The 53-year-old and the two occupants of the fleeing vehicle – Johnathan Tairakena, 25, and 33-year-old Phillip Jamie Stretch – all died at the scene.
Yanko was on her way to Monty's Market in Nelson, where it is believed she had a regular stall selling various antiques and collectables.
Her children say they are "heartbroken and reeling from this senseless tragedy".
"She lived to be a mother and was there for us always," they said.

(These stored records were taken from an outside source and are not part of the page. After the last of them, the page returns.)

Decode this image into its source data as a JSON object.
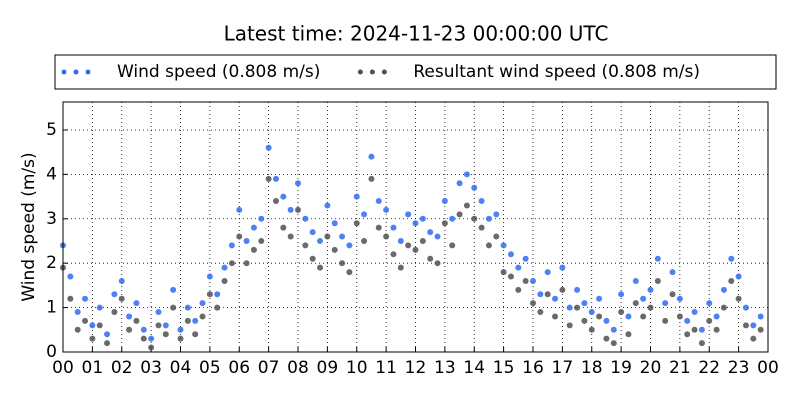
{
  "chart_data": {
    "type": "scatter",
    "title": "Latest time: 2024-11-23 00:00:00 UTC",
    "ylabel": "Wind speed (m/s)",
    "x": [
      0,
      0.25,
      0.5,
      0.75,
      1,
      1.25,
      1.5,
      1.75,
      2,
      2.25,
      2.5,
      2.75,
      3,
      3.25,
      3.5,
      3.75,
      4,
      4.25,
      4.5,
      4.75,
      5,
      5.25,
      5.5,
      5.75,
      6,
      6.25,
      6.5,
      6.75,
      7,
      7.25,
      7.5,
      7.75,
      8,
      8.25,
      8.5,
      8.75,
      9,
      9.25,
      9.5,
      9.75,
      10,
      10.25,
      10.5,
      10.75,
      11,
      11.25,
      11.5,
      11.75,
      12,
      12.25,
      12.5,
      12.75,
      13,
      13.25,
      13.5,
      13.75,
      14,
      14.25,
      14.5,
      14.75,
      15,
      15.25,
      15.5,
      15.75,
      16,
      16.25,
      16.5,
      16.75,
      17,
      17.25,
      17.5,
      17.75,
      18,
      18.25,
      18.5,
      18.75,
      19,
      19.25,
      19.5,
      19.75,
      20,
      20.25,
      20.5,
      20.75,
      21,
      21.25,
      21.5,
      21.75,
      22,
      22.25,
      22.5,
      22.75,
      23,
      23.25,
      23.5,
      23.75
    ],
    "series": [
      {
        "name": "Wind speed (0.808 m/s)",
        "color": "#2f6cf0",
        "values": [
          2.4,
          1.7,
          0.9,
          1.2,
          0.6,
          1.0,
          0.4,
          1.3,
          1.6,
          0.8,
          1.1,
          0.5,
          0.3,
          0.9,
          0.6,
          1.4,
          0.5,
          1.0,
          0.7,
          1.1,
          1.7,
          1.3,
          1.9,
          2.4,
          3.2,
          2.5,
          2.8,
          3.0,
          4.6,
          3.9,
          3.5,
          3.2,
          3.8,
          3.0,
          2.7,
          2.5,
          3.3,
          2.9,
          2.6,
          2.4,
          3.5,
          3.1,
          4.4,
          3.4,
          3.2,
          2.8,
          2.5,
          3.1,
          2.9,
          3.0,
          2.7,
          2.6,
          3.4,
          3.0,
          3.8,
          4.0,
          3.7,
          3.4,
          3.0,
          3.1,
          2.4,
          2.2,
          1.9,
          2.1,
          1.6,
          1.3,
          1.8,
          1.2,
          1.9,
          1.0,
          1.4,
          1.1,
          0.9,
          1.2,
          0.7,
          0.5,
          1.3,
          0.8,
          1.6,
          1.2,
          1.4,
          2.1,
          1.1,
          1.8,
          1.2,
          0.7,
          0.9,
          0.5,
          1.1,
          0.8,
          1.4,
          2.1,
          1.7,
          1.0,
          0.6,
          0.8
        ]
      },
      {
        "name": "Resultant wind speed (0.808 m/s)",
        "color": "#505050",
        "values": [
          1.9,
          1.2,
          0.5,
          0.7,
          0.3,
          0.6,
          0.2,
          0.9,
          1.2,
          0.5,
          0.7,
          0.3,
          0.1,
          0.6,
          0.4,
          1.0,
          0.3,
          0.7,
          0.4,
          0.8,
          1.3,
          1.0,
          1.6,
          2.0,
          2.6,
          2.0,
          2.3,
          2.5,
          3.9,
          3.4,
          2.8,
          2.6,
          3.2,
          2.4,
          2.1,
          1.9,
          2.6,
          2.3,
          2.0,
          1.8,
          2.9,
          2.5,
          3.9,
          2.8,
          2.6,
          2.2,
          1.9,
          2.4,
          2.3,
          2.5,
          2.1,
          2.0,
          2.9,
          2.4,
          3.1,
          3.3,
          3.0,
          2.8,
          2.4,
          2.6,
          1.8,
          1.7,
          1.4,
          1.6,
          1.1,
          0.9,
          1.3,
          0.8,
          1.4,
          0.6,
          1.0,
          0.7,
          0.5,
          0.8,
          0.3,
          0.2,
          0.9,
          0.4,
          1.1,
          0.8,
          1.0,
          1.6,
          0.7,
          1.3,
          0.8,
          0.4,
          0.5,
          0.2,
          0.7,
          0.5,
          1.0,
          1.6,
          1.2,
          0.6,
          0.3,
          0.5
        ]
      }
    ],
    "xlim": [
      0,
      24
    ],
    "xticks": [
      {
        "value": 0,
        "label": "00"
      },
      {
        "value": 1,
        "label": "01"
      },
      {
        "value": 2,
        "label": "02"
      },
      {
        "value": 3,
        "label": "03"
      },
      {
        "value": 4,
        "label": "04"
      },
      {
        "value": 5,
        "label": "05"
      },
      {
        "value": 6,
        "label": "06"
      },
      {
        "value": 7,
        "label": "07"
      },
      {
        "value": 8,
        "label": "08"
      },
      {
        "value": 9,
        "label": "09"
      },
      {
        "value": 10,
        "label": "10"
      },
      {
        "value": 11,
        "label": "11"
      },
      {
        "value": 12,
        "label": "12"
      },
      {
        "value": 13,
        "label": "13"
      },
      {
        "value": 14,
        "label": "14"
      },
      {
        "value": 15,
        "label": "15"
      },
      {
        "value": 16,
        "label": "16"
      },
      {
        "value": 17,
        "label": "17"
      },
      {
        "value": 18,
        "label": "18"
      },
      {
        "value": 19,
        "label": "19"
      },
      {
        "value": 20,
        "label": "20"
      },
      {
        "value": 21,
        "label": "21"
      },
      {
        "value": 22,
        "label": "22"
      },
      {
        "value": 23,
        "label": "23"
      },
      {
        "value": 24,
        "label": "00"
      }
    ],
    "ylim": [
      0,
      5.63
    ],
    "yticks": [
      0,
      1,
      2,
      3,
      4,
      5
    ],
    "grid": true,
    "legend": "top"
  }
}
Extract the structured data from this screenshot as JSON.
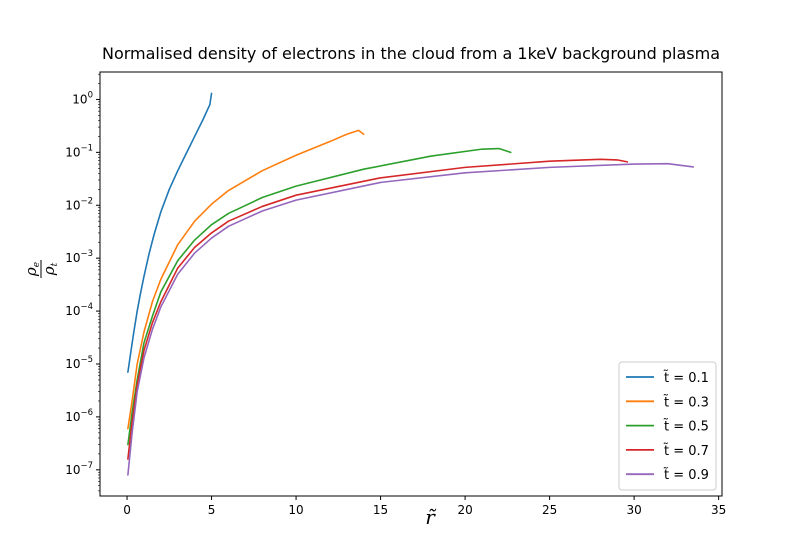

"Carmen loved and lived fiercely and will be terribly missed by her family and friends."
Hori Kaiwai (67)
March 12, Monday – 9.30am, State Highway 5, near Maraeroa Rd, north of Rotorua
Hori Kaiwai, 67, died following a crash on State Highway 5 involving a car and a campervan, north of Rotorua, about 9.30am last Monday.
Rotorua Boys' High School principal Chris Grinter said Kaiwai taught at the school for 19 years before retiring in 2014.
He taught in the school's technology department, taught Maori, managed the school's waka ama team, and was the kaumatua for both Boys' High and Rotorua Girls' High School kapa haka groups.
Kaiwai was a grandson of notable politician Sir Apirana Ngata.
Ibrahim Soloman, a student at Boys' High (Raukura) from 2004 to 2007, was taught Maori and Maori Studies by Kaiwai.
"His legacy and legend at Raukura is analogous to the impact his tipuna Apirana Ngata had on the Maori people," Soloman said.
"[Kaiwai was the] life of the party and the life of the school".
In a tribute posted on the Rotorua Boys' High School Facebook page, Kaiwai was described as a "legend".
Rose Brown (16) and Dexter Barham (16)
March 18, Sunday – 6.20am, State Highway 1, 3km north of Amberley, Canterbury
Christchurch teenagers Rose Brown and Dexter Barham were killed in a crash on Sunday morning.
Three other people were injured in the crash that involved two cars near Amberley.
Brown's brother had posted on social media about his sister's death, writing "[what] I would do to say I love you one more time, to hug you one more time".
"I will forever treasure the moments I spend with you and Dexter I love you guys soo much."
One of Dexter's friends told the Herald he knew the Christchurch local from his time spent at the Washington Way Skate Park.
"I remember all the good times we had at the skate park together always having a good laugh and always going down the road to get lunch from McDonald's," the friend said.
"He was a amazing kid with a heart full of gold, he would always make you laugh and he always had a smile on his face."